According to AdvoCare’s 2017 income disclosure statement, which is its most recent, 67 percent of distributors earned nothing that year and 87 percent earned $200 or less.

AdvoCare was founded in 1993 by Charles Ragus, who before founding the company was an officer of Omnitrition International, an MLM that the U.S. Court of Appeals for the Ninth Circuit determined bore the characteristics of a pyramid scheme after members sued in 1992. He was also a distributor for Herbalife, which in 2016 agreed to implement vast changes in its business structure to settle an FTC pyramid scheme complaint.

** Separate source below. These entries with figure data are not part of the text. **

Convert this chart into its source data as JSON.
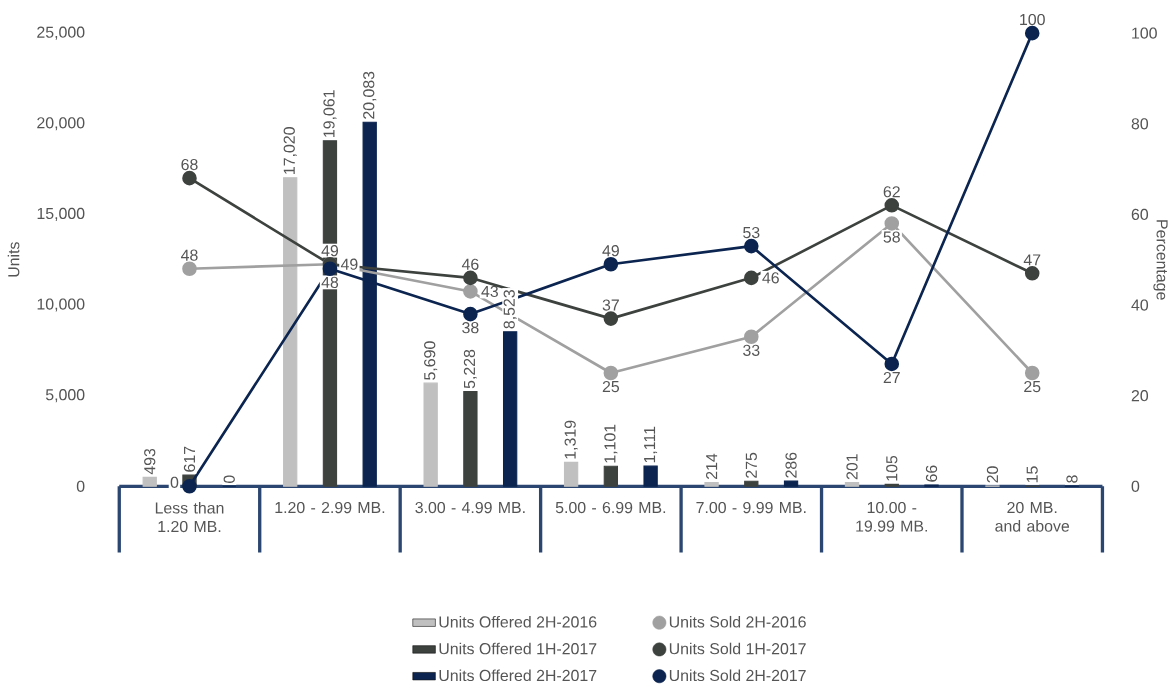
{
  "chart_data": {
    "type": "bar",
    "ylabel": "Units",
    "y2label": "Percentage",
    "categories": [
      "Less than 1.20 MB.",
      "1.20 - 2.99 MB.",
      "3.00 - 4.99 MB.",
      "5.00 - 6.99 MB.",
      "7.00 - 9.99 MB.",
      "10.00 - 19.99 MB.",
      "20 MB. and above"
    ],
    "series": [
      {
        "name": "Units Offered 2H-2016",
        "color": "#c0c0c0",
        "values": [
          493,
          17020,
          5690,
          1319,
          214,
          201,
          20
        ],
        "value_labels": [
          "493",
          "17,020",
          "5,690",
          "1,319",
          "214",
          "201",
          "20"
        ]
      },
      {
        "name": "Units Offered 1H-2017",
        "color": "#3d423f",
        "values": [
          617,
          19061,
          5228,
          1101,
          275,
          105,
          15
        ],
        "value_labels": [
          "617",
          "19,061",
          "5,228",
          "1,101",
          "275",
          "105",
          "15"
        ]
      },
      {
        "name": "Units Offered 2H-2017",
        "color": "#0b2550",
        "values": [
          0,
          20083,
          8523,
          1111,
          286,
          66,
          8
        ],
        "value_labels": [
          "0",
          "20,083",
          "8,523",
          "1,111",
          "286",
          "66",
          "8"
        ]
      },
      {
        "name": "Units Sold 2H-2016",
        "type": "line",
        "axis": "y2",
        "marker": "circle",
        "color": "#a0a0a0",
        "values": [
          48,
          49,
          43,
          25,
          33,
          58,
          25
        ],
        "value_labels": [
          "48",
          "49",
          "43",
          "25",
          "33",
          "58",
          "25"
        ]
      },
      {
        "name": "Units Sold 1H-2017",
        "type": "line",
        "axis": "y2",
        "marker": "circle",
        "color": "#3d423f",
        "values": [
          68,
          49,
          46,
          37,
          46,
          62,
          47
        ],
        "value_labels": [
          "68",
          "49",
          "46",
          "37",
          "46",
          "62",
          "47"
        ]
      },
      {
        "name": "Units Sold 2H-2017",
        "type": "line",
        "axis": "y2",
        "marker": "circle",
        "color": "#0b2550",
        "values": [
          0,
          48,
          38,
          49,
          53,
          27,
          100
        ],
        "value_labels": [
          "0",
          "48",
          "38",
          "49",
          "53",
          "27",
          "100"
        ]
      }
    ],
    "ylim": [
      0,
      25000
    ],
    "yticks": [
      0,
      {
        "value": 5000,
        "label": "5,000"
      },
      {
        "value": 10000,
        "label": "10,000"
      },
      {
        "value": 15000,
        "label": "15,000"
      },
      {
        "value": 20000,
        "label": "20,000"
      },
      {
        "value": 25000,
        "label": "25,000"
      }
    ],
    "y2lim": [
      0,
      100
    ],
    "y2ticks": [
      0,
      20,
      40,
      60,
      80,
      100
    ],
    "legend": "bottom"
  }
}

AdvoCare was the subject an ESPN investigation that explored its use of big name athletes to expand and promote its business. The company is endorsed by a wide variety of athletes including New Orleans Saints quarterback Drew Brees, who is its national spokesman. It also sponsors a NASCAR Sprint Cup car and is the “official sports nutrition partner” of Major League Soccer, among other athletic enterprises.

AdvoCare, which has seen its distributor numbers drop by the hundreds of thousands in recent years — from around 390,000 in 2017, according to that year’s income disclosure statement, to “more than 100,000” in 2019, according to the announcement earlier this year — is emblematic of an MLM industry in decline.

UPDATE 10/24/19: Danny and Diane McDaniel, two additional top AdvoCare promoters named in the FTC complaint, have filed a motion to dismiss. “The FTC alleges, in conclusory form, that it ‘has reason to believe that [Defendants] are violating or are about to violate laws enforced by the Commission.’ However, all of the allegations of wrongdoing in the Complaint arise out of the Defendants’ past participation” in AdvoCare’s previous multilevel marketing program, the filing states.